Resurrection Blues

Review – Resurrection Blues
Old Vic
17 February 2006

Take a play that is written by Arthur Miller, directed by Robert Altman, staged at the Old Vic under the artistic directorship of Kevin Spacey, and starring a cast of feted actors including Maximillian Schell, James Fox, Jane Adams and Neve Campbell. Add in the fact that the mid-price tickets, which were towards the back of the theatre, were £27.50. You’d expect it to be good, right? I certainly did.

Unfortunately I was disappointed, as were the five friends who came with me. It wasn’t bad like The Soldier’s Tale, it was merely mediocre. The difference is The Soldier’s Tale cost £10 and I had no expectations. For Resurrection Blues, we all expected better.

For starters, I saw something that I’ve never seen in a major theatrical production in the West End or anywhere in the world and never thought I would. The lead character (General Felix Barriaux played by Schell) forgot his lines not once, not twice but three times and had to be prompted loudly and repeatedly from the prompter standing in the wings. We could not only hear the prompter but also the actor saying “pardon, could you repeat that, please?” I do realise that it’s difficult to commit scripts to memory and Schell had a lot of lines but surely that’s why the theatrical gods invented improvisation? Fox was just as bad – he didn’t help out his co-star at all but just stood there looking embarrassed as if it had nothing to do with him.

It’s ironic because in the programme there is an account of the rehearsal process:
Eventually the scene becomes muddled, the actors stumble over their lines. Altman stands up for the first time. ‘We can’t stage this properly until you have the tempo,’ he says. ‘If one person forgets a line and breaks the rhythm, it throws the others.’
Altman must be furious now! It was only the third night – and there is often a slump in quality after the high of the first night – so it will probably improve but this is no trivial matter. It was extraordinarily distracting and embarrassing for the audience.

The play itself was interesting but it’s certainly not one of Miller’s great works. Miller, who died in 2005, completed an early version of Resurrection Blues in 2002 and the revised version in 2004. This was the British premiere. The play is about a South American dictator who plans to crucify a revolutionary who many of his people believe to be the son of god and, in a wonderful although absurd commentary on modern reality TV, he sells exclusive broadcast rights to an American pharmaceutical company. The play opens with a (word perfect) monologue from Campbell’s character, Jeanine Schultz, who is paralysed and in a wheelchair after jumping out of a window and surviving. She certainly has the ‘resurrection blues’ but the theme of resurrection is also about the crucifixion and there is a later miracle (I won’t spoil it by saying exactly what) that is also a form of resurrection.

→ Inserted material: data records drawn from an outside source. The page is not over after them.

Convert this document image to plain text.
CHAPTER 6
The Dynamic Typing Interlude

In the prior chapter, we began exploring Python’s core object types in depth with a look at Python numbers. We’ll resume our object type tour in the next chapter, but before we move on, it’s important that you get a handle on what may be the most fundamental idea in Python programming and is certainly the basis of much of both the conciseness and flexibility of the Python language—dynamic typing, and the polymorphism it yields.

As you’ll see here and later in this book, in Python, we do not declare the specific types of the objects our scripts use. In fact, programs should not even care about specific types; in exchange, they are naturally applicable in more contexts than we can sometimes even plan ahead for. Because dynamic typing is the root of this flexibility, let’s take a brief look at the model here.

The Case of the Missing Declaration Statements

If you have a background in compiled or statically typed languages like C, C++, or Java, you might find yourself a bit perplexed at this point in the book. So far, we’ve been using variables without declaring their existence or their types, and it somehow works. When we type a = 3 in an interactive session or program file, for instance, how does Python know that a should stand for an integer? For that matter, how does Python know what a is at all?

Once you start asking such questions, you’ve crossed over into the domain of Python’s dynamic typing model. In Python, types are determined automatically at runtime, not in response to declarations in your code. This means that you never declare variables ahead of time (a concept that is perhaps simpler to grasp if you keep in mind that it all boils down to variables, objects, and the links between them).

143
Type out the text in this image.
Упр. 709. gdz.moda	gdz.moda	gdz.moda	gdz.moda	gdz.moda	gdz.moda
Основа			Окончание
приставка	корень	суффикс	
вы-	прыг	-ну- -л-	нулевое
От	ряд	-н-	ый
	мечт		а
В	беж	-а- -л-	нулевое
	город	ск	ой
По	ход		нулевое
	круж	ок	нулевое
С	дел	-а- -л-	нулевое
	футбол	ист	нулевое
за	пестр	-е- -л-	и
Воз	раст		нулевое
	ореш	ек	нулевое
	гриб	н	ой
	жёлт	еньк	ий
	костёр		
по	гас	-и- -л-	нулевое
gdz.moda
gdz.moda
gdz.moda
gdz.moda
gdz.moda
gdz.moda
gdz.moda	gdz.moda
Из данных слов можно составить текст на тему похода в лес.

The revolving stage was cool, the cross on the mountain with the Macchu Picchu-eque backdrop visually arresting and a lot of the dialogue (when it was remembered) sparkly and witty. The acting was okay – I wasn’t entirely convinced by Campbell as a paraplegic but I could suspend disbelief. Schell was actually one of the best performers for his impersonation of the idiosyncratic dictator and although he forgot his lines, he at least did so in character.

The play is short – two hours including an interval – and actually ends quite abruptly. No one was expecting the ending when it came, which on the plus side also meant that no one was hanging out for it in desperation! But despite a few positives, we pretty much all felt ripped off and disappointed about the experience.

I am prepared to take a few risks in my theatre going in order to see some cool stuff and not just limit myself to the tried and tested. It’s just a shame that such well-respected theatre practitioners could do something so ordinary – it’s plays like this that turn people off going to the theatre.

Rating: 5/10 (would have been 6/10 if Schell hadn’t forgotten his lines)

Update 27 February 2006: I have been informed by a friend that the play was actually in preview at the time we saw it but nowhere is this apparent on the Old Vic website, which says the play runs 14 February – 22 April. The tickets were full price.